This is where there is a kind of intersect between H.323 and SIP, because one of the strategies for conference control is good old H.245, and another is the T.124 sub-standard of T.120 that is a kind of kissing cousin of H.323 by inclusion/reference.
The final element of the high-level MMUSIC architecture is the process of conference discovery or rendezvous, and that is where the SIP protocol fits in. Conferences can be discovered via directory or invited. The former process uses the Session Announcement Protocol (SAP) the latter uses SIP.
In theory SAP could be used to help discover H.323 conferences, and this isn't an unreasonable application given the fact that H.323 is probably going to be used primarily in multiparty conferences that would be scheduled in advance to guarantee participant availability.
Even where advertisement of sessions is done, there may have to be a way to control the way that users are invited to join a session. In extemporaneous sessions, this becomes the primary conference discovery process. Where the "session" is a two-party relationship, it reduces to something like a call, and SIP is the proposed protocol to support it.
Within an IP network, a SIP environment consists of SIP servers and SIP clients (or user agents, if you like that terminology). Clients are divided, for now, into telephony clients that serve what are basic telephone applications, and conferencing clients that serve multimedia and multi-party conferences. The two client types could eventually become one, according to the drafts so far.

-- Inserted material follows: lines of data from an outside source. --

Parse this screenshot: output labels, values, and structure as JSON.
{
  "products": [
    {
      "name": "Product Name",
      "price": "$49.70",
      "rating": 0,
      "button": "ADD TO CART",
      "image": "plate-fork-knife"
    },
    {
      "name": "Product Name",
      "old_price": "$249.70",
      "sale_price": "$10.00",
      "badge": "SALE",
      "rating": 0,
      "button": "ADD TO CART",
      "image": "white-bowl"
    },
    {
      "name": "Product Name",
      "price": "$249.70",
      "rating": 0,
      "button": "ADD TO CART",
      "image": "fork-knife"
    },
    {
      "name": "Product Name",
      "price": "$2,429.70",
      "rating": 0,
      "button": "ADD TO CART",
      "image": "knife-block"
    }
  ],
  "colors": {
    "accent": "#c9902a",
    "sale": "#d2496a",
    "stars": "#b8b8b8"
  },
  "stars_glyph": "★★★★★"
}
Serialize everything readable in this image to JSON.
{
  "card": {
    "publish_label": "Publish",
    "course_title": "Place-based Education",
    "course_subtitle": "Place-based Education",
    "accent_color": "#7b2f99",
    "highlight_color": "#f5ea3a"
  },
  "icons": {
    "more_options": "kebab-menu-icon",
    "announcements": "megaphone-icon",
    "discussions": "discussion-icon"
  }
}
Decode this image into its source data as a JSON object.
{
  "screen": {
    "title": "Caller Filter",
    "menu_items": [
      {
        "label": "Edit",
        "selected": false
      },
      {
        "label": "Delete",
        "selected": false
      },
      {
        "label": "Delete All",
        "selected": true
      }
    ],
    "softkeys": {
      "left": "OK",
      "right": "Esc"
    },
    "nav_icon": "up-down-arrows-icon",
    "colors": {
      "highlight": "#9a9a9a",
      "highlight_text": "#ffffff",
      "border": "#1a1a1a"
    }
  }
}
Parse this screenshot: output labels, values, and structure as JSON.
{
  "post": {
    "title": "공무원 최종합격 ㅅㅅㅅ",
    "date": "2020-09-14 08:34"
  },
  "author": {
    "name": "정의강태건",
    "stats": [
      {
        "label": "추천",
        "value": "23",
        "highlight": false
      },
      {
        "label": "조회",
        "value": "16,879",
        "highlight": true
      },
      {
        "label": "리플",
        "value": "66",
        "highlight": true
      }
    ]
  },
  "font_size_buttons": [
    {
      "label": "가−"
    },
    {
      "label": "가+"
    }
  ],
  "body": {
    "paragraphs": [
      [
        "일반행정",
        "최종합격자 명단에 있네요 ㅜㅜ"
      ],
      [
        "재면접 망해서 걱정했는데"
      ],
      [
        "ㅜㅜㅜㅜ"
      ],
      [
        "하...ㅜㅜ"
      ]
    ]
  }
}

A SIP conference consists of an accepted INVITE (an ACKed INVITE), or more properly, a set of accepted INVITEs that covers at least a subset of the list of people who were INVITEd. In the simplest model of SIP, a SIP client INVITEs another SIP client to a two-party session. This process, assuming the clients know one another, doesn't involve servers at all.
What SIP servers do is facilitate conferences that involve more than one client, or provide facilities to locate INVITEes or redirect INVITE requests to other locations to handle mobile conferees. These functions provide many of the "phone-like" capabilities that IP telephony could call upon, completely outside the context of multimedia conferencing.
An INVITE contains a session description written in the format of the Session Description Protocol (SDP), and includes things like the media type used, time of conference, etc. In a two-party conference (a call), the INVITEd party can return an SDP message indicating what of the specified media it can accept. In a multicast conference, the INVITEd guests should not return an SDP message, because the conference has to work with a single media set.
The simplest mission of a SIP server is to locate an INVITEe who is not known by the source of the conference. The logical name of the INVITEe is processed by a location service function in the server to yield a real address. What happens then depends on the exact function of the SIP server.
In the case of a SIP proxy server, the server will respond to the INVITE by issuing its own INVITE to the real INVITEe as identified by location services. If the INVITEe ACKs the invitation, the proxy server ACKs the original INVITEr, and the session is connected. If not, the proxy server issues a BYE to the INVITEr, signaling the invitation is refused.
If the SIP server is a redirector, it simply redirects the original INVITE to the client identified by location services and gets out of the loop. Obviously this is a simpler function.
Location services are, obviously, a directory function. A SIP user can register with the service at one or more locations. When a location request for that user is received, the location services directory will return a list of the locations, and a SIP proxy server can try each before returning a BYE to the INVITEr. The redirector form of the SIP server would simply return the list to the INVITEr, who would have to do the multiple tries himself.
Users can REGISTER and UNREGISTER with location services to provide an idea of where they can be reached while "on the road" in the sense that they are not at their permanent address. Location services can also use LDAP or other procedures to attempt to locate users through directory functions. This "I'm here for now" method is supposed to age out after a period of time (one hour). The mobile REGISTER concept is designed for users who move often; the static location of a user is presumed to be available through directory means.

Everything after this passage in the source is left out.